Bower, who was wearing a seat belt at the time of the collision in the 10400 block of Democracy Boulevard in Potomac, apparently left his house without his parents' knowledge late Friday or early Saturday. His destination was unknown. There is no indication that alcohol was a factor in the collision, but a final determination will be made following toxicology tests by the state's medical examiner in Baltimore, according to a statement issued by Montgomery County police.
"I think teenagers are going to remember this tragedy as long as they live," Walter Johnson Athletic Director Sue Amos said. "It's not going to go away. This is a life lesson, it's a part of life just like playing on a sports team, attending classes and working hard to get a diploma, it's part of the maturing process."
Playing the game was also part of the process for Bower's teammates.
"They showed a lot of courage to come out here and play as hard as they did after going through such a terrible tragedy," said Westminster Coach Jim Peters, whose team -- now undefeated at 16-0 -- signed a card and presented it to Walter Johnson's players before the game. "I can't imagine what they had to go through."
Walter Johnson's players wore helmets adorned with decals of the number 2, Bower's jersey number. They played hard throughout, with sophomore attack Joe Brody scoring with 38 seconds remaining.
But no Walter Johnson player was in a tougher position than senior Tim Peterson, who found himself making his first career start in goal. He had learned to play lacrosse last summer, when senior midfielder Matt Little needed a goalie to shoot on for practice.

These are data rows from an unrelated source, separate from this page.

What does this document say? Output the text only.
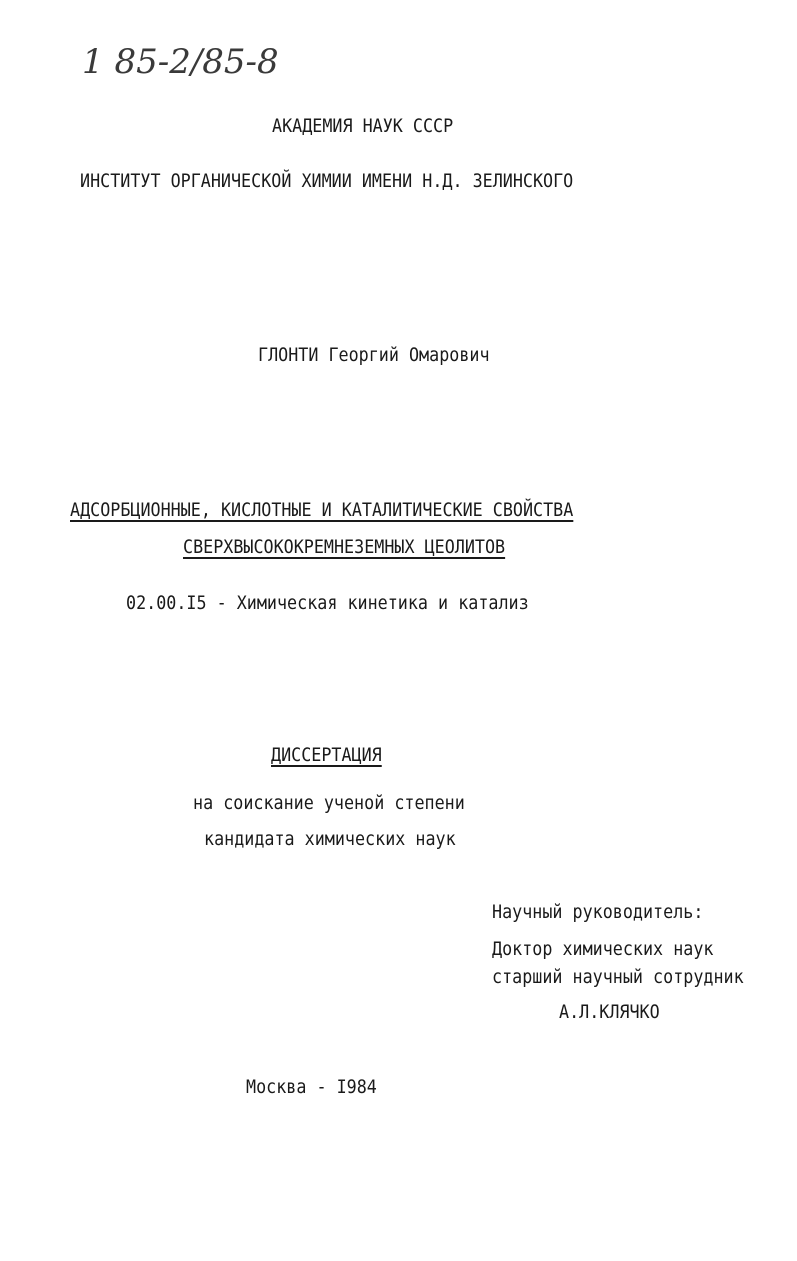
1 85-2/85-8
АКАДЕМИЯ НАУК СССР
ИНСТИТУТ ОРГАНИЧЕСКОЙ ХИМИИ ИМЕНИ Н.Д. ЗЕЛИНСКОГО
ГЛОНТИ Георгий Омарович
АДСОРБЦИОННЫЕ, КИСЛОТНЫЕ И КАТАЛИТИЧЕСКИЕ СВОЙСТВА
СВЕРХВЫСОКОКРЕМНЕЗЕМНЫХ ЦЕОЛИТОВ
02.00.I5 - Химическая кинетика и катализ
ДИССЕРТАЦИЯ
на соискание ученой степени
кандидата химических наук
Научный руководитель:
Доктор химических наук
старший научный сотрудник
А.Л.КЛЯЧКО
Москва - I984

"He was under a lot of pressure and he played well, and I couldn't be prouder of him or our team," said Walter Johnson Coach Jim Collin, whose team ended the season 13-4. "After the game, I told them that I've never been prouder as a coach here than I am right now."

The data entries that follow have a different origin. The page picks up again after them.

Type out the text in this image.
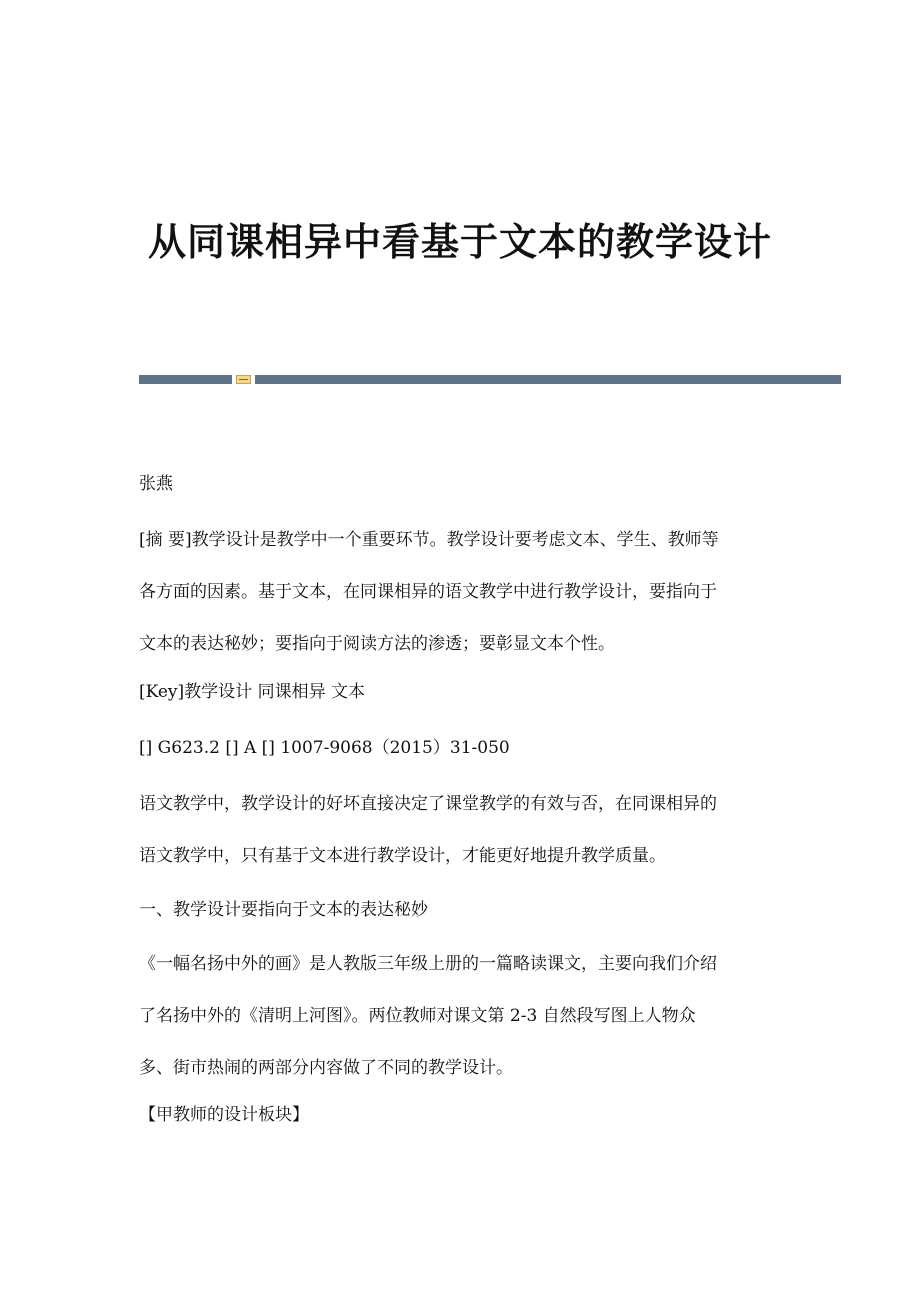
从同课相异中看基于文本的教学设计
张燕
[摘 要]教学设计是教学中一个重要环节。教学设计要考虑文本、学生、教师等
各方面的因素。基于文本，在同课相异的语文教学中进行教学设计，要指向于
文本的表达秘妙；要指向于阅读方法的渗透；要彰显文本个性。
[Key]教学设计 同课相异 文本
[] G623.2 [] A [] 1007-9068（2015）31-050
语文教学中，教学设计的好坏直接决定了课堂教学的有效与否，在同课相异的
语文教学中，只有基于文本进行教学设计，才能更好地提升教学质量。
一、教学设计要指向于文本的表达秘妙
《一幅名扬中外的画》是人教版三年级上册的一篇略读课文，主要向我们介绍
了名扬中外的《清明上河图》。两位教师对课文第 2-3 自然段写图上人物众
多、街市热闹的两部分内容做了不同的教学设计。
【甲教师的设计板块】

The most successful boys' lacrosse season in Walter Johnson history ended last night, but all 32 players are expected to attend school today or their high school graduation ceremony on June 3. When sophomore Armen Petrosiam, who sat in the second row as the crowd chanted "We love Rod" at game's end, enters his seventh-period economics class today, there will be an empty desk in the middle of the room that will remain vacant.
"That's where Rod would sit, and today we all signed our names on his desk with a black [pen]," Petrosiam said. "Nobody said a word. We just sat there in silence. It was like one day he was there, and now he's not going to be there any more."